Cell identity and gene regulation

Cell identity, differentiation potential during organismic development and aberrations leading to malignant phenotypes and developmental abnormalities are all a function of distinct protein compositions. Those result from gene expression programmes that are established, executed and regulated by large protein complexes, dynamic ‘molecular machines’ that govern nucleic acid metabolism with high fidelity. The fact that proteins themselves largely determine a cell’s protein composition leads to complex regulatory networks that involve protein interactions and control of their activity.

Maintenance of genome integrity and faithful execution of gene expression programmes rely on interaction of proteins with nucleic acids, be it in the form of genomic DNA, or RNA on its way to being processed to serve as a template for the translation machinery. Protein-nucleic acid interactions are the single most important aspect of any advanced genetic system.


Epigenetic principles of gene regulation

Complex protein interactions with eukaryotic genomes define chromatin, a nuclear storage form of DNA that has intrinsic regulatory potential. The architecture of the chromosomes, far from being the result of random coiling of the chromatin fibre, is determined and itself a determinant of the organisation of a cell’s nucleus. Access to the genetic information, be it to transcribe genes, replicate the genome or locate and repair DNA damage involves a large number of enzymes that render chromatin either functionally repressive or permissive. The transcription of DNA in a chromatin environment poses steric and topological problems that are solved by the integrated action of numerous enzymes. Regulators of chromatin structure and the RNA polymerase machinery itself are targeted to genes by a combinatorial system of DNA–binding transcription factors. The resulting RNA is immediately bound by proteins that coordinate its stabilisation, processing, localisation, transport and finally translation into mature protein. However, it is becoming more and more obvious that non-coding, regulatory RNAs are integral parts of chromatin organisation and their expression, processing and interaction with proteins can have profound consequences on chromatin structure and function. Changes of the epigenome play a causal role in both normal and pathological development, including cancer.


Programming and reprogramming of cell identity

During embryonic development, pluripotent cells generate the diversity of cell types and tissues in different organs. During this process, stem cells give rise to cells with ever-more restricted fates. Cells can maintain this fate specification during many cycles of cell division and eventually develop into fully differentiated progeny. Neither the first, nor the last step in this cascade is understood at the molecular level at present – and we are far from manipulating these programs as would be required for a safe stem cell-based therapy. Plasticity of stem cells implies that they can generate a diverse set of cell types, in the extreme all cell types in the organism. While this extreme is not now attainable using adult stem cells, nuclear cloning experiments show that it can be reached if somatic, differentiated nuclei are exposed to an environment apt to induce their reprogramming into less determined cells allowing new fate decisions to be made.
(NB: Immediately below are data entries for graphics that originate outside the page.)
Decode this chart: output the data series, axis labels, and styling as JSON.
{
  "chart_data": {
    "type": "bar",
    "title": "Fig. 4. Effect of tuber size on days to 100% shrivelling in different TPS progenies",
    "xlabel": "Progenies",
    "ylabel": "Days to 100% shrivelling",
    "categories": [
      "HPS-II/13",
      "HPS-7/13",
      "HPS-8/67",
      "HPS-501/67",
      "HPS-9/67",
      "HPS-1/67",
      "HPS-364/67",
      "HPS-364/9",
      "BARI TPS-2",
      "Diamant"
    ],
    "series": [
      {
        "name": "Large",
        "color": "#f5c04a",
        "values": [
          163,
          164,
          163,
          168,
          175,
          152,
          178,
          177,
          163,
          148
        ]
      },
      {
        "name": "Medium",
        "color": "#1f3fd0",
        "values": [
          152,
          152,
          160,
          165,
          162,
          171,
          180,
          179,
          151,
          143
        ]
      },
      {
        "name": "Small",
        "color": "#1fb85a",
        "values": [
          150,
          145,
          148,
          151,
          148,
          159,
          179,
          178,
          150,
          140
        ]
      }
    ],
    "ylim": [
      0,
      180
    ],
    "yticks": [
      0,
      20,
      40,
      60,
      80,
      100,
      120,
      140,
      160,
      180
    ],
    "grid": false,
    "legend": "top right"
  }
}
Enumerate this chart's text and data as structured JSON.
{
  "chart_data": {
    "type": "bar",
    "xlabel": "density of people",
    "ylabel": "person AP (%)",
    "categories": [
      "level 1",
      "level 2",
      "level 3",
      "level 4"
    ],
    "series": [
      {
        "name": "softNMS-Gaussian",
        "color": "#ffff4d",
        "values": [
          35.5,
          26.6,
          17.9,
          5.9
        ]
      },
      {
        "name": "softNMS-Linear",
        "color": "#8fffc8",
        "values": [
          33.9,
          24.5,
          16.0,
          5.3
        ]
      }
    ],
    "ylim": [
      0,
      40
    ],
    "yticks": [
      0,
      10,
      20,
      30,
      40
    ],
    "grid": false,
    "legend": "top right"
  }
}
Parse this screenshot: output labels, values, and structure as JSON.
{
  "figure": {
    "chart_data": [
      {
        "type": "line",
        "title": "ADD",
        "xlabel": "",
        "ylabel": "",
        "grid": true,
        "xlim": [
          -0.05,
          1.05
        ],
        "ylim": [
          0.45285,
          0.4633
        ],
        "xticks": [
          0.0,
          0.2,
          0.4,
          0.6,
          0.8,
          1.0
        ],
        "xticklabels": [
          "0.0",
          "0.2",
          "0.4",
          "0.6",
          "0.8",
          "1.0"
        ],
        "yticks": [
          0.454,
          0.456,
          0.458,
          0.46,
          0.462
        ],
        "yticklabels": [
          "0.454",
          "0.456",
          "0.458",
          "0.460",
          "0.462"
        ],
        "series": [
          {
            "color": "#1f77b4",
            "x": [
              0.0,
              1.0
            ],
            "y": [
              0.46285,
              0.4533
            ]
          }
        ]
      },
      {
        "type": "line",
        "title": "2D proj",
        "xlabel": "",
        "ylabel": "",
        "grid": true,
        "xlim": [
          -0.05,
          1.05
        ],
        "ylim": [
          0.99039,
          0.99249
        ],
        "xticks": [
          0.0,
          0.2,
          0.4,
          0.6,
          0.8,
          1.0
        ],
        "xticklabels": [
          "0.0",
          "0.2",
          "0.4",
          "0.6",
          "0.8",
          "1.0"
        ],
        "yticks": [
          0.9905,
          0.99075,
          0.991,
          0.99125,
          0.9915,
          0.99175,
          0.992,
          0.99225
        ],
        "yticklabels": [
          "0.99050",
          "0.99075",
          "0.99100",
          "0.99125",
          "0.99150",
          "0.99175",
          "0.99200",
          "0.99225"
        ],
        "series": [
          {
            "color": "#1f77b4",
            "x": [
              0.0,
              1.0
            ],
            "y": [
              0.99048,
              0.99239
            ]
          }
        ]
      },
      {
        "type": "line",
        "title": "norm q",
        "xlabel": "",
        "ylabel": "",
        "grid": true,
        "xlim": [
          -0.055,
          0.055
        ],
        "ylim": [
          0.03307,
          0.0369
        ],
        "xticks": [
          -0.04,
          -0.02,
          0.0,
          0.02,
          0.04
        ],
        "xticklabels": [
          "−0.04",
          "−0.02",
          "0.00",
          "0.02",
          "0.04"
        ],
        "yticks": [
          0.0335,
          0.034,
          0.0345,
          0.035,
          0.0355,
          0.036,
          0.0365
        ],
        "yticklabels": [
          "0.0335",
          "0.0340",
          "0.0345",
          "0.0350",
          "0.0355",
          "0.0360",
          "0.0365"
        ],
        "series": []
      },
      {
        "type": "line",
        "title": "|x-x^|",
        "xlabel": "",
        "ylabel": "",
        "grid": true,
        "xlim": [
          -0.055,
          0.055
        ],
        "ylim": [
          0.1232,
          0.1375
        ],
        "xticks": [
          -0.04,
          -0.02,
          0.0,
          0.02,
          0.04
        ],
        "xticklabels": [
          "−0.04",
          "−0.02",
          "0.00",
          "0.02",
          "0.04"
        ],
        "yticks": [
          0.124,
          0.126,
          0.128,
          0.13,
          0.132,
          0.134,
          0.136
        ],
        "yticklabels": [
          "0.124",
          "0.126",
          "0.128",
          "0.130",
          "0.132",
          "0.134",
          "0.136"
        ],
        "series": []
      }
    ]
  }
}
This highlights the need to understand the mechanisms of nuclear reprogramming and its potential in the directed differentiation of adult stem cells.

The key questions are how transcriptional regulators (both proteins and non-coding RNA) interact during progressive differentiation and how cell type specificity can be fixed or reversed. Understanding and manipulation of these developmental mechanisms e.g. using synthetic inhibitors provided by research area E in CIPSM will permit us to implement them in adult stem cells recovered from diverse organs or from the bloodstream. One of the central unsolved questions is how cell-type specific gene expression is controlled by the architecture of the epigenome in a cell’s nucleus. While the structures of eukaryotic genomes are at our disposition their epigenomes, i.e. the activity status that is dictated by DNA modification and packaging, is cell-type specific and hence changing during development.